(617dj) Effect of Fast Cycling on the Formation of HC Intermediates and NOx Conversion Using H2, Propene or Propane As Reductants
AIChE Annual Meeting
2016
2016 AIChE Annual Meeting
Catalysis and Reaction Engineering Division
Poster Session: Catalysis and Reaction Engineering (CRE) Division
Wednesday, November 16, 2016 - 6:00pm to 8:00pm
Effect of Fast Cycling on
the Formation of HC Intermediates and NOx Conversion Using H2,
Propene or Propane as Reductants
Allen Wei-Lun Ting, MengMeng
Li, Michael P. Harold and Vemuri Balakotaiah
Department of Chemical & Biomolecular Engineering, University
of Houston, Houston, TX 77204, USA
Abstract
A combined
experimental and modeling study of fast cycling NOx storage and reduction for
emissions control of lean burn gasoline and diesel vehicles is conducted to
provide mechanistic insight. Experiments reveal notable NOx conversion
enhancement for cycle times less than 10 seconds (fast cycling) compared to
long cycle times of a minute (Fig. 1, Perng et al. Catalysis Today 231 (2014) 125134 [HMP1] [TA2] ).
The mechanism
of the fast cycling has been analyzed through both experiments and simulations
with H2, propene, or propane as the reductant and ceria-free and
ceria-containing NOx storage catalyst (Pt/BaO/Al2O3). For
H2, more frequent storage and regeneration under fast cycling
increases the storage capacity available proportionally when storage and
reaction is capacity limited, with negligible effect when kinetically limited.

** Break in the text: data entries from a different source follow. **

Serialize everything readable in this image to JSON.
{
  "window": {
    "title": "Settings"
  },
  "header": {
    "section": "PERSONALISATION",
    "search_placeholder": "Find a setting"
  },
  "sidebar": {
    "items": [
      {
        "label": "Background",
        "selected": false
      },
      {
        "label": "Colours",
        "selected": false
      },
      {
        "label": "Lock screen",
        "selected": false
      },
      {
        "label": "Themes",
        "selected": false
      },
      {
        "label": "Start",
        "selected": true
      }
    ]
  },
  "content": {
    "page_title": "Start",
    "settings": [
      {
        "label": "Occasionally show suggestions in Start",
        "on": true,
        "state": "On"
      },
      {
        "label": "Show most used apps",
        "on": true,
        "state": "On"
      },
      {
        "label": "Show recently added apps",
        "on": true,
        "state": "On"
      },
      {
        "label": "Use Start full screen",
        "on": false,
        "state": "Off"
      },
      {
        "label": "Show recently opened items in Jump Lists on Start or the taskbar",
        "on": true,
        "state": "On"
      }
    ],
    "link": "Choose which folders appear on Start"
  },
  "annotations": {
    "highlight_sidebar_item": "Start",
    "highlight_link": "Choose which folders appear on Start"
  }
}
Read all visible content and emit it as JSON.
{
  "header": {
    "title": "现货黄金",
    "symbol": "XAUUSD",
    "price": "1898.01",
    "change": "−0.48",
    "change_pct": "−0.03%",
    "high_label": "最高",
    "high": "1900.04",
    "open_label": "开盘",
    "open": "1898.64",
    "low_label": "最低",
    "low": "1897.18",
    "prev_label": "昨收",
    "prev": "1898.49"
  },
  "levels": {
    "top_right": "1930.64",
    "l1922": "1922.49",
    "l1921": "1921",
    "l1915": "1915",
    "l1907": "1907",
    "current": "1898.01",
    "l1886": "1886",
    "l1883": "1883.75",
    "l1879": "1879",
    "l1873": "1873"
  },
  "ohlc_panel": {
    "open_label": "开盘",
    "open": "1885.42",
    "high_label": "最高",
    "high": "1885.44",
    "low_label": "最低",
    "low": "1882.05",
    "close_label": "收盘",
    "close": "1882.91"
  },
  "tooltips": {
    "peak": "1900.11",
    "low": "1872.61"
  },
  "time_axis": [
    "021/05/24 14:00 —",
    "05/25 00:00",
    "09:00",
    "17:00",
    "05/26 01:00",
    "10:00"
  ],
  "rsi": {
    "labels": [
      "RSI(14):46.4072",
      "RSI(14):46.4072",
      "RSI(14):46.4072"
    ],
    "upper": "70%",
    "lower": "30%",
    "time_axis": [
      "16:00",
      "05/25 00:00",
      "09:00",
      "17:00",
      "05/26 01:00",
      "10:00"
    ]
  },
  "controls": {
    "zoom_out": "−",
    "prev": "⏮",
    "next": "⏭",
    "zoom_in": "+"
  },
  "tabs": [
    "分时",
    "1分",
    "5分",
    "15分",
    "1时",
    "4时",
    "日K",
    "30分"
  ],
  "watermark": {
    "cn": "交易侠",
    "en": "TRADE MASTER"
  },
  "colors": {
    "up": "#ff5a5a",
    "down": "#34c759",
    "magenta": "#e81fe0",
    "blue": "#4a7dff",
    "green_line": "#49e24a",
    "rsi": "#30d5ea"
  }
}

The mechanism explains the increase in NOx conversion over a wide temperature
range and corresponding decrease in the NH3 selectivity. The
cycle-averaged catalyst temperature under fast cycling increases because of the
combined effect of dispersion effect between lean and rich feed and the
enhancement of O2 storage ability by ceria.
The Di-Air
system proposed by Toyota researchers shows an overall increase in NOx
conversion when using propene as the reductant under fast cycling[HMP3] [TA4] (Bisaiji et al., SAE
2011-01-2089). Modeling
results show that fast cycling enhances the formation of a thermally-stable HC
intermediates from propene and NO. This results in a substantial increase
the conversion at high temperature (Fig. 2). However, using propane as the
reductant shows a negative effect. Modeling results predict this inverse
behavior by treating the dehydrogenation reaction from propane to propene to be
the rate limiting step to reduce NOx.
Fig. 1 Cycle averaged NOx conversion and
catalyst temperature vs. feed temperature for two different frequencies. Feed:
700 ppm NO 5% O2, rich phase contain 1.75% C3H6.
Fig. 2 Simulated isothermal cycle
averaged NOx conversion vs. catalyst temperature for two different frequencies.
Feed: 700 ppm NO 5% O2, rich phase contain 1.75% C3H6.